Subradiant collective states for precision sensing via transmission spectra
Diego Zafra-Bono, Oriol Rubies-Bigorda, Susanne F. Yelin
TL;DR
The paper addresses precision sensing with quantum emitters by leveraging subradiant collective states to produce sharp features in transmission spectra. It develops a unified waveguide-QED and free-space array framework, showing that global and local frequency perturbations imprint narrow transmission features whose width scales as $\\Gamma_{\\text{sub}}$, enabling enhanced sensitivity and potential atomic clock applications.
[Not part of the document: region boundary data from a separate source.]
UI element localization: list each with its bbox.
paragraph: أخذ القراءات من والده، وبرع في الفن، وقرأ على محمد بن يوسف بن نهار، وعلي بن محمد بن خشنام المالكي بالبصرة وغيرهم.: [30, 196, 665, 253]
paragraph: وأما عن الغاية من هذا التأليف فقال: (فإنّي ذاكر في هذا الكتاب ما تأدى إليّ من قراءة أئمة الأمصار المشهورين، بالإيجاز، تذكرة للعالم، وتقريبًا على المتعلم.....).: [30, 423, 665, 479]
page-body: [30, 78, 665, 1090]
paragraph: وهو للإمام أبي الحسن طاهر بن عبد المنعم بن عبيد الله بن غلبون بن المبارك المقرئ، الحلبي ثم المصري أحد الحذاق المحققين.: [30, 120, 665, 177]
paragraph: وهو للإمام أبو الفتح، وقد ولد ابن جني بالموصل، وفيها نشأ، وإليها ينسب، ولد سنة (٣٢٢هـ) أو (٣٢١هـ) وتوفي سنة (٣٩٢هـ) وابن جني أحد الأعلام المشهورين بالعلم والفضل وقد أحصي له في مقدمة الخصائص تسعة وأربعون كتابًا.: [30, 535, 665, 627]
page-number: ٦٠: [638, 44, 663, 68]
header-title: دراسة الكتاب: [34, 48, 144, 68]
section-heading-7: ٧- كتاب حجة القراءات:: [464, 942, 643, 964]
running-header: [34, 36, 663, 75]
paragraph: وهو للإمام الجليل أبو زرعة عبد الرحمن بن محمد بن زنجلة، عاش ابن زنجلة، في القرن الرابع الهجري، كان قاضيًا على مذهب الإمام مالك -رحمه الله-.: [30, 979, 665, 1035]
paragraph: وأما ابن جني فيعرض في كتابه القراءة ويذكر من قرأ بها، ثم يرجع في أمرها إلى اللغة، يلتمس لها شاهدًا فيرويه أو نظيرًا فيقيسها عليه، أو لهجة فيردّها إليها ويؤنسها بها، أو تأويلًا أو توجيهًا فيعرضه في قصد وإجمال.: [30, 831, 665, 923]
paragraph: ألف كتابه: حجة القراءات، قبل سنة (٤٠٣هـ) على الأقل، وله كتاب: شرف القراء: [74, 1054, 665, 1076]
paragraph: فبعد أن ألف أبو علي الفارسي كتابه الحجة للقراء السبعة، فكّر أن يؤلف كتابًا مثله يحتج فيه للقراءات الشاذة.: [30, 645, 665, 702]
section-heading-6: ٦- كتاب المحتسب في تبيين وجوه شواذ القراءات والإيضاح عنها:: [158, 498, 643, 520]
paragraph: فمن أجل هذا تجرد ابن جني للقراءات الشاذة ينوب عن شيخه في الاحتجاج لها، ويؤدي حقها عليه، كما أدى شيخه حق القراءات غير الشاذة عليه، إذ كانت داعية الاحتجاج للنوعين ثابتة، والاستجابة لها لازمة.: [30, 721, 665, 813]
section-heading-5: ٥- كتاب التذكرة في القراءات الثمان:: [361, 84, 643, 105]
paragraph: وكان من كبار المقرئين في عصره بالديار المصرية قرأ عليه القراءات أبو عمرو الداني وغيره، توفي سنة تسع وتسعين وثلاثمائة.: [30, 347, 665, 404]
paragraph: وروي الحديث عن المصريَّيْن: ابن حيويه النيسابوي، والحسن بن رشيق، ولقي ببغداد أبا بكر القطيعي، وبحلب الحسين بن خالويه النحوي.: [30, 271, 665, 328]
It analyzes two coupling schemes—near-Dicke-limit 1D waveguides and detuned dark-bright mode mixing in both 1D and 2D configurations—demonstrating site-resolved metrology under symmetry-breaking detunings and outlining robustness to imperfect coupling, motion, and missing atoms. The work provides quantitative precision estimates and shows that subwavelength arrays could approach optical clock performance with ultranarrow transitions, offering practical routes for high-precision sensing in current experimental platforms.
Abstract
When an ensemble of quantum emitters interacts with a common radiation field, their emission becomes collective, giving rise to superradiant and subradiant states, characterized by broadened and narrowed linewidths. In this work, we propose to harness subradiant states for quantum metrology; such states naturally arise in subwavelength-spaced atomic arrays in free space and in small ensembles of emitters coupled to one-dimensional waveguides. We demonstrate that their collective optical response yields sharp, narrow features in the transmittance spectrum, which can be used to enhance sensitivity to external perturbations. This improved sensitivity can be applied to atomic clock operation, spatially resolved imaging of emitter positions, and enables precise detection of both global and spatially varying detunings (such as those induced by electromagnetic fields or gravitational gradients).